Peña Fernando J, Saravia Fernando, García-Herreros Manuel, Núñez-martínez Ivan, Tapia Jose Antonio, Johannisson Anders, Wallgren Margaretha, Rodríguez-Martínez Heriberto
Section of Animal Reproduction and Obstetrics, Department of Herd Health and Medicine, Faculty of Veterinary Medicine, University of Extremadura, Cáceres, Spain.
J Androl. 2005 Nov-Dec;26(6):716-23. doi: 10.2164/jandrol.05030.
A statistical approach using sequentially principal component analysis (PCA), clustering, and discriminant analyses was developed to identify sperm morphometric subpopulations in well-defined portions of the fresh boar ejaculate. Semen was obtained as 2 portions (the first 10 mL of the sperm-rich fraction and the rest of the ejaculate, respectively) and frozen using a conventional protocol. Before freezing, an aliquot was used for computer-assisted sperm morphometry analysis (ASMA). Postthaw quality was evaluated using computer-assisted sperm analysis (CASA), and an annexin-V/PI assay evaluated sperm membranes. The PCA revealed that 3 variables represented more than 78% of the cumulative variance in sperm subpopulations. The clustering and discriminant analyses, based on 5780 individual spermatozoa, revealed the existence of 4 sperm subpopulations. The relative percentage of these subpopulations varied between boar and ejaculate portions. Linear regression models based on measured morphometric characteristics could account for up to 36% of the percentage of intact sperm membranes postthaw. The ASMA protocol used in our study was useful to detect subtle morphometric differences between spermatozoa, and the combination of this analysis with a multivariate statistical procedure gave new information on the biological characteristics of boar ejaculates that is not given by conventional sperm analysis.

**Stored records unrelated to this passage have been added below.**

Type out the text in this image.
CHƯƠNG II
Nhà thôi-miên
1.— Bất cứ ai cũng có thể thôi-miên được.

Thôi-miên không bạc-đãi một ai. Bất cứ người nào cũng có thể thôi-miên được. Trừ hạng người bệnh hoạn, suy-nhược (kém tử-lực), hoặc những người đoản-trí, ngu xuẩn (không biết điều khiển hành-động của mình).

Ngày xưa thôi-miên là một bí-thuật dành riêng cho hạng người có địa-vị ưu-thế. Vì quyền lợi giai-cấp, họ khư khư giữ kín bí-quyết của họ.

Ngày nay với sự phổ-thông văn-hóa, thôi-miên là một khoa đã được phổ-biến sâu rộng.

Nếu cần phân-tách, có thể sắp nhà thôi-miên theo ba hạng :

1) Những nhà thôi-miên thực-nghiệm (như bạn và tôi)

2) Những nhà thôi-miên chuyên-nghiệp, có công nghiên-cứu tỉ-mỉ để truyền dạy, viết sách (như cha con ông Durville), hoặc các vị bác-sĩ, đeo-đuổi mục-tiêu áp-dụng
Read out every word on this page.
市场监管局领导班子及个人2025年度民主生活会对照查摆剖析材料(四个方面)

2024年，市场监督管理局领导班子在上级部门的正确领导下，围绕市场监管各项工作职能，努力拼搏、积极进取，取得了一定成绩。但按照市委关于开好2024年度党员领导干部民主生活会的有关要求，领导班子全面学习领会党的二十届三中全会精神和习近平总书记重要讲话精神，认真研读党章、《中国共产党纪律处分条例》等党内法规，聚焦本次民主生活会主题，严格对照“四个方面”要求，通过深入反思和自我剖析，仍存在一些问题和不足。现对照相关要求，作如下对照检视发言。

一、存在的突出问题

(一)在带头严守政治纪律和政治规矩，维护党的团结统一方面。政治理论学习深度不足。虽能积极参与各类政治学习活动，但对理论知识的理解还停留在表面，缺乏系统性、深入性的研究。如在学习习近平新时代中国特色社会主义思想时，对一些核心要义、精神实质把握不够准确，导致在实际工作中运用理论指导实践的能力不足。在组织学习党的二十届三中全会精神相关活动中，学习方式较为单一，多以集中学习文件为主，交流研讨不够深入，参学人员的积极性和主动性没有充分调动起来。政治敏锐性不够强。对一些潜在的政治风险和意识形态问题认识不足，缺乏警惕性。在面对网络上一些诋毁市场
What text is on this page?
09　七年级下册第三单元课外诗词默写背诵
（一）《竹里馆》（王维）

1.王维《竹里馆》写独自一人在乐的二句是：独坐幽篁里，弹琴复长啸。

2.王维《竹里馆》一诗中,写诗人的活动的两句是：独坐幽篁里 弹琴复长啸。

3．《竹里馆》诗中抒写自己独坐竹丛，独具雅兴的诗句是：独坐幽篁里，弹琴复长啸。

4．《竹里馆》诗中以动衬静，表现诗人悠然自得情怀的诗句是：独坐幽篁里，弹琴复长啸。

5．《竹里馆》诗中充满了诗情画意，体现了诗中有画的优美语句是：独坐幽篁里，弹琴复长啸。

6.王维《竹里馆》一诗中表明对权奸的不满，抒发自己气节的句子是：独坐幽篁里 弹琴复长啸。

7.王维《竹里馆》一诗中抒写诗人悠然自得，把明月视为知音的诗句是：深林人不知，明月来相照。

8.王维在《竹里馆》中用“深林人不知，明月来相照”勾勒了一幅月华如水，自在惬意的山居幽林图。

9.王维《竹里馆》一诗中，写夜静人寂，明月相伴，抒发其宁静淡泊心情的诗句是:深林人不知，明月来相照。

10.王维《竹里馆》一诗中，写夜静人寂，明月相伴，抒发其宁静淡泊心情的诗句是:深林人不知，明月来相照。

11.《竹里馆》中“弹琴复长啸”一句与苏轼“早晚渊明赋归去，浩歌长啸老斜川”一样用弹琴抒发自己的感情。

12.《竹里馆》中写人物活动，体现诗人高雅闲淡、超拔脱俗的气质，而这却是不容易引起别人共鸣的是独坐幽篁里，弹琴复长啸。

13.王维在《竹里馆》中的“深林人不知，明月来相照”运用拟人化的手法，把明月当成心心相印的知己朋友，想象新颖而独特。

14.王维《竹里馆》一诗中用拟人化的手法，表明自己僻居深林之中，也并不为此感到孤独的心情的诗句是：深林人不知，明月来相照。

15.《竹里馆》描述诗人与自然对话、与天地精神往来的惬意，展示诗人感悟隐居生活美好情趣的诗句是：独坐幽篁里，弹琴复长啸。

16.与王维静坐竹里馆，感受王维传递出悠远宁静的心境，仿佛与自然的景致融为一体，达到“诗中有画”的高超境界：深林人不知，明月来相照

开发了一种使用顺序主成分分析(PCA)、聚类分析和判别分析的统计方法,以识别新鲜公猪射精明确部分中的精子形态亚群。精液分为两部分获取(分别为富含精子部分的前10 mL和射精的其余部分),并采用传统方案冷冻。冷冻前,取一份用于计算机辅助精子形态分析(ASMA)。解冻后质量使用计算机辅助精子分析(CASA)进行评估,膜联蛋白-V/PI试验评估精子膜。主成分分析表明,3个变量代表了精子亚群累积方差的78%以上。基于5780个单个精子的聚类分析和判别分析表明存在4个精子亚群。这些亚群的相对百分比在公猪和射精部分之间有所不同。基于测量的形态特征的线性回归模型可以解释解冻后完整精子膜百分比的36%。我们研究中使用的ASMA方案有助于检测精子之间细微的形态差异,并且这种分析与多变量统计程序的结合提供了关于公猪射精生物学特征的新信息,而传统精子分析并未给出这些信息。